Gli exploit realizzati da Grossman permettono di entrare in possesso dei dati immagazzinati nei browser grazie alla tecnologia conosciuta come "autocompletamento", molto utile per chi usa assiduamente il browser (permette di completare dei campi automaticamente senza digitare - email, nomi e password), ma a quanto pare insicura.

"È un problema di privacy e di sicurezza", ha dichiarato Grossman. L'hacker ha realizzato exploit differenti per Internet Explorer, Safari, Chrome e Firefox e tutti riescono a superare le difese della funzionalità di autocompletamento.
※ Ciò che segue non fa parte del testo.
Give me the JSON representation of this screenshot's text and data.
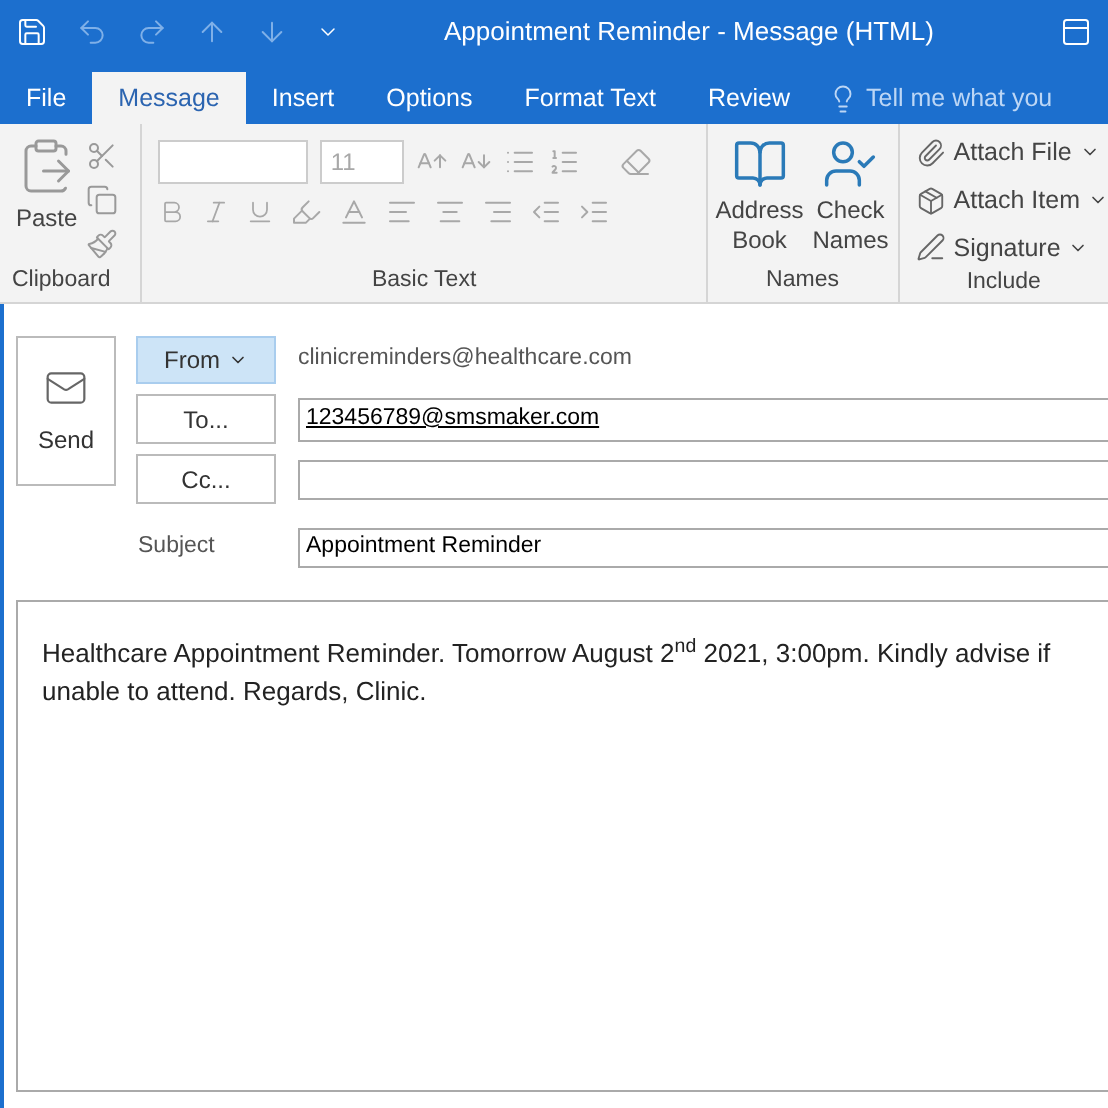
{
  "window": {
    "title": "Appointment Reminder - Message (HTML)"
  },
  "tabs": [
    {
      "label": "File",
      "selected": false
    },
    {
      "label": "Message",
      "selected": true
    },
    {
      "label": "Insert",
      "selected": false
    },
    {
      "label": "Options",
      "selected": false
    },
    {
      "label": "Format Text",
      "selected": false
    },
    {
      "label": "Review",
      "selected": false
    }
  ],
  "tell_me": {
    "placeholder": "Tell me what you"
  },
  "ribbon": {
    "clipboard": {
      "label": "Clipboard",
      "paste": "Paste"
    },
    "basic_text": {
      "label": "Basic Text",
      "font_size": "11",
      "disabled": true
    },
    "names": {
      "label": "Names",
      "buttons": [
        "Address Book",
        "Check Names"
      ]
    },
    "include": {
      "label": "Include",
      "buttons": [
        "Attach File",
        "Attach Item",
        "Signature"
      ]
    }
  },
  "send": "Send",
  "from": {
    "button": "From",
    "value": "clinicreminders@healthcare.com"
  },
  "to": {
    "button": "To...",
    "value": "123456789@smsmaker.com"
  },
  "cc": {
    "button": "Cc..."
  },
  "subject": {
    "label": "Subject",
    "value": "Appointment Reminder"
  },
  "body": "Healthcare Appointment Reminder. Tomorrow August 2$^{nd}$ 2021, 3:00pm. Kindly advise if unable to attend. Regards, Clinic."
}
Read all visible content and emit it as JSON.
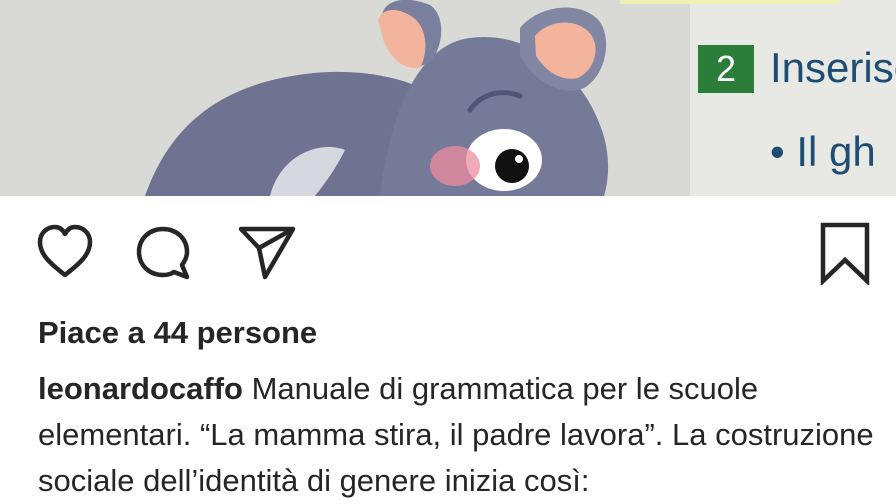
{
  "post": {
    "image": {
      "description_icon": "post-image",
      "book_number": "2",
      "book_word": "Inserisc",
      "book_bullet": "• Il gh"
    },
    "actions": {
      "like_icon": "heart-icon",
      "comment_icon": "comment-icon",
      "share_icon": "send-icon",
      "save_icon": "bookmark-icon"
    },
    "likes_text": "Piace a 44 persone",
    "username": "leonardocaffo",
    "caption_text": " Manuale di grammatica per le scuole elementari. “La mamma stira, il padre lavora”. La costruzione sociale dell’identità di genere inizia così:"
  },
  "colors": {
    "text": "#262626",
    "image_background": "#d9dad5",
    "book_green": "#2b7d3a",
    "book_blue": "#1e4d74",
    "elephant_gray": "#6f7391",
    "ear_pink": "#f3b49d"
  }
}
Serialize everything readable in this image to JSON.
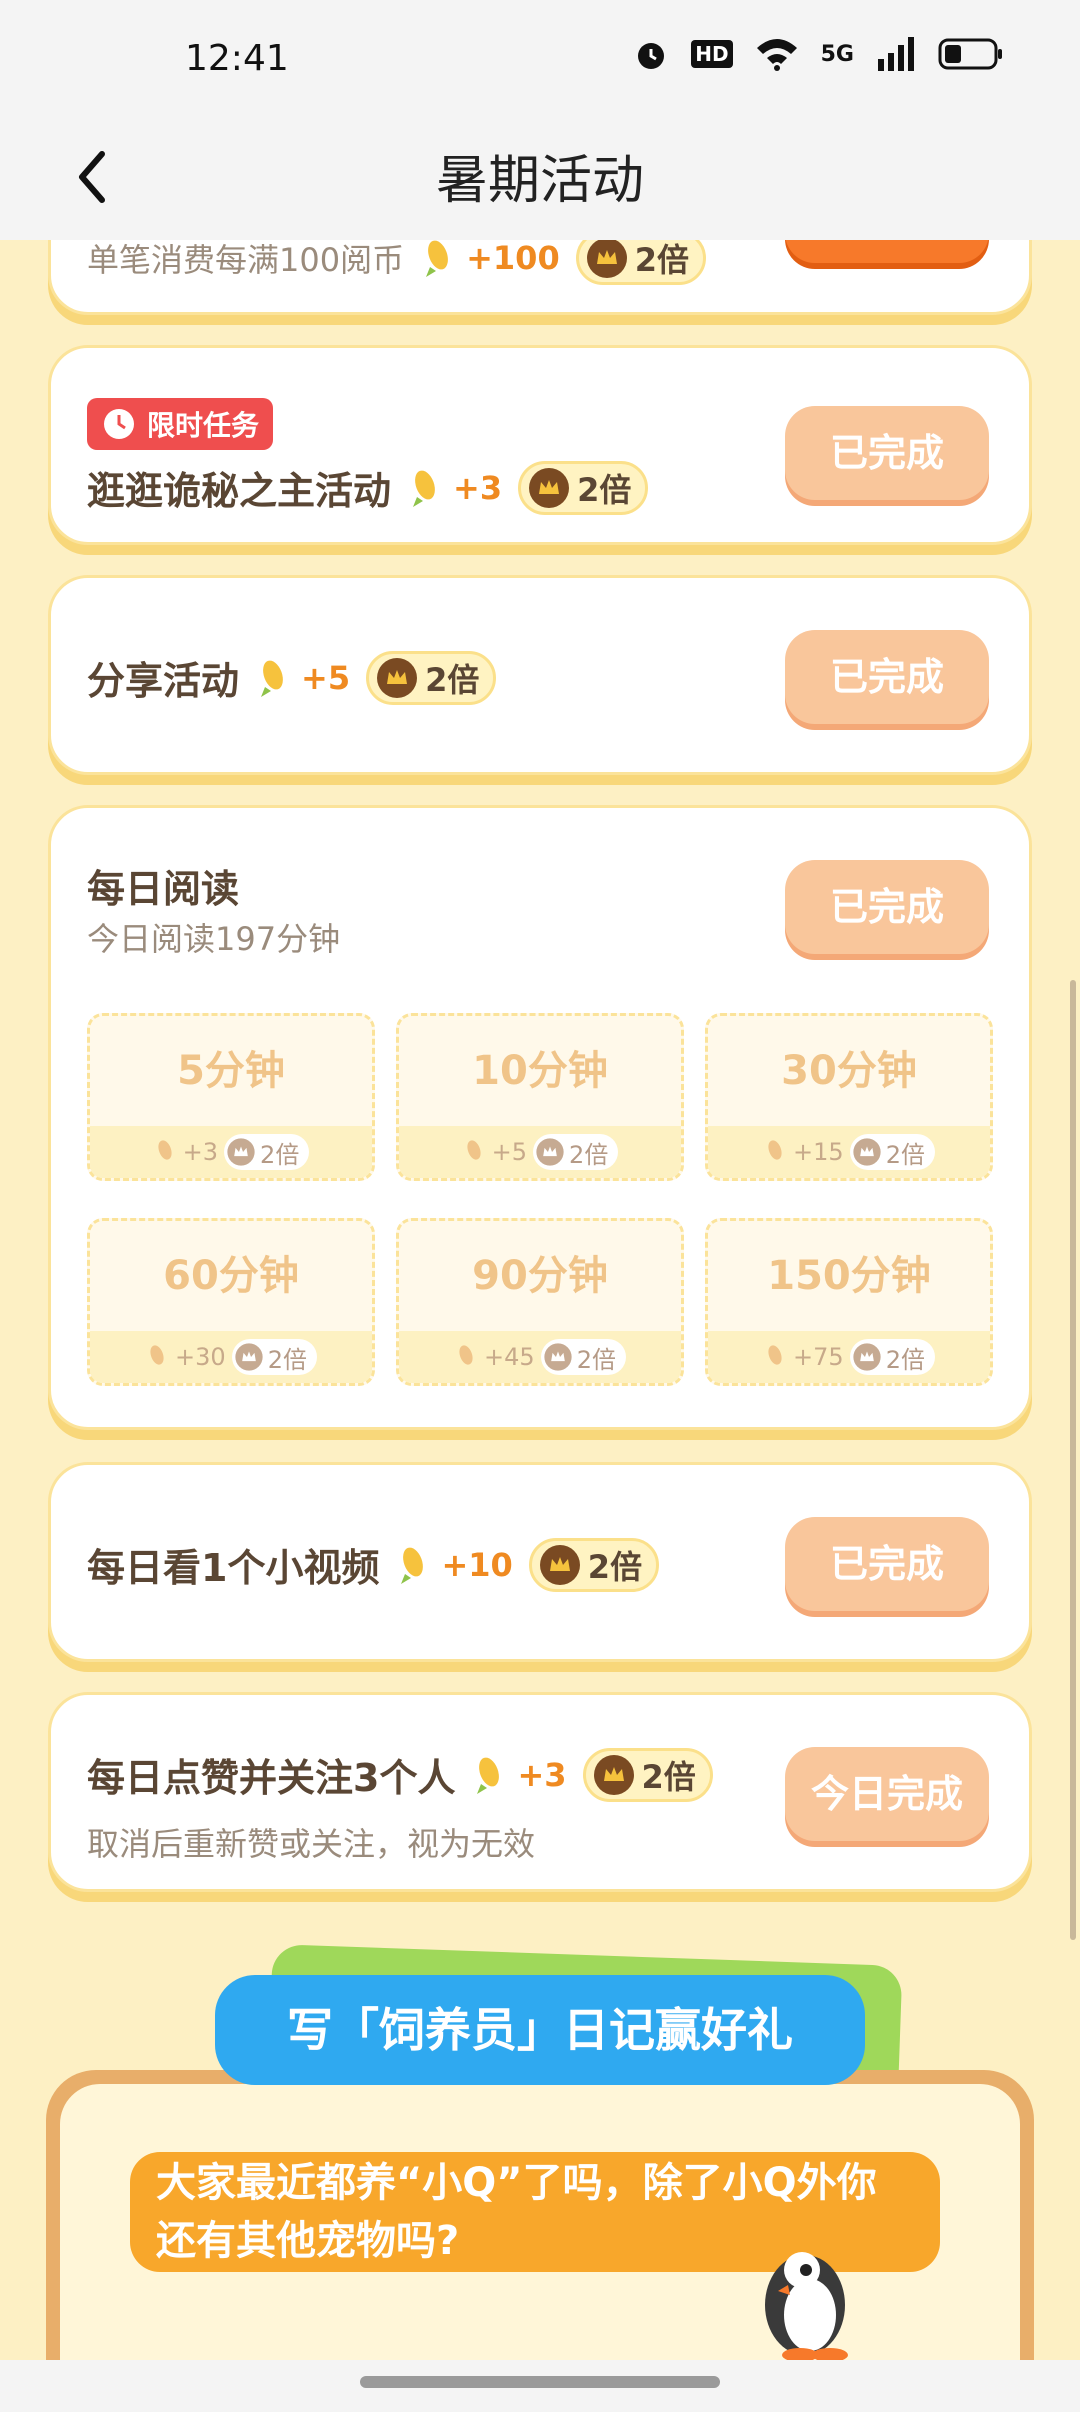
{
  "status_bar": {
    "time": "12:41",
    "hd": "HD",
    "network": "5G"
  },
  "header": {
    "title": "暑期活动"
  },
  "tasks": [
    {
      "title": "单笔消费每满100阅币",
      "plus": "+100",
      "mult": "2倍"
    },
    {
      "badge": "限时任务",
      "title": "逛逛诡秘之主活动",
      "plus": "+3",
      "mult": "2倍",
      "button": "已完成"
    },
    {
      "title": "分享活动",
      "plus": "+5",
      "mult": "2倍",
      "button": "已完成"
    },
    {
      "title": "每日阅读",
      "subtitle": "今日阅读197分钟",
      "button": "已完成",
      "tiles": [
        {
          "label": "5分钟",
          "plus": "+3",
          "mult": "2倍"
        },
        {
          "label": "10分钟",
          "plus": "+5",
          "mult": "2倍"
        },
        {
          "label": "30分钟",
          "plus": "+15",
          "mult": "2倍"
        },
        {
          "label": "60分钟",
          "plus": "+30",
          "mult": "2倍"
        },
        {
          "label": "90分钟",
          "plus": "+45",
          "mult": "2倍"
        },
        {
          "label": "150分钟",
          "plus": "+75",
          "mult": "2倍"
        }
      ]
    },
    {
      "title": "每日看1个小视频",
      "plus": "+10",
      "mult": "2倍",
      "button": "已完成"
    },
    {
      "title": "每日点赞并关注3个人",
      "plus": "+3",
      "mult": "2倍",
      "subtitle": "取消后重新赞或关注，视为无效",
      "button": "今日完成"
    }
  ],
  "banner": {
    "title": "写「饲养员」日记赢好礼",
    "question_line1": "大家最近都养“小Q”了吗，除了小Q外你",
    "question_line2": "还有其他宠物吗?"
  },
  "colors": {
    "accent": "#f7792a",
    "done_button": "#f9c69b",
    "banner_blue": "#2fa9f0",
    "badge_red": "#ef4e4e"
  }
}
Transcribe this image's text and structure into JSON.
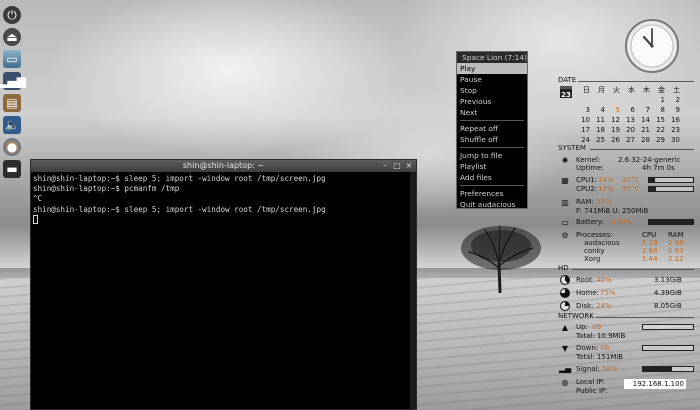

L'uomo ha dichiarato che ha notificato agli sviluppatori dei browser le vulnerabilità, ma nessuno ha risposto dicendo come intende agire.

"Più di un exploit usa la scrittura simulata, iniziando a scrivere il nome utente. Poi la funzionalità fa il resto e completa il tutto. Il fatto che ogni browser richieda un differente exploit indica che i problemi sono nella codifica software", scrive Computerworld. "Penso che possano essere risolti", ha affermato l'hacker, aggiungendo che la falla in IE era già stata scoperta nel 2008, ma non è ancora stata risolta.

Alla Black Hat si parlerà anche del rapporto tra chi scova le falle e i produttori di software. Recentemente un ingegnere di Google ha scovato una fatta in Windows e dopo pochi giorni ha pubblicato l'exploit in Rete senza attendere che Microsoft avesse deciso come agire (Windows XP: 10mila attacchi per colpa di Google). Un caso che fa sicuramente da precedente e alla Black Hat si discuterà proprio su come comportarsi in situazioni simili e insieme alle aziende si potrebbe definire una deadline prima della quale si terranno "in cassaforte" eventuali exploit.

Al centro del dibattito due filosofie: la full disclosure (viene pubblicato tutto quasi subito) e la responsible disclosure (si pubblica il codice exploit solo dopo la patch rilasciata dall'azienda).

Da una parte la pubblicazione del codice exploit mette sotto pressione l'azienda sviluppatrice di software, che interviene rapidamente per risolvere la falla - ma mette in pericolo anche gli utenti che usano il software con la falla. La seconda opzione è invece più comoda per le aziende: un ricercatore trova il bug e lo comunica al produttore del software, poi aspetta che venga risolto e in seguito può pubblicare tutti i dettagli. Come abbiamo visto però ci sono falle note da anni che non ricevono fix. Allora che strada scegliere, qual è la migliore? Gli hacker s'interrogano.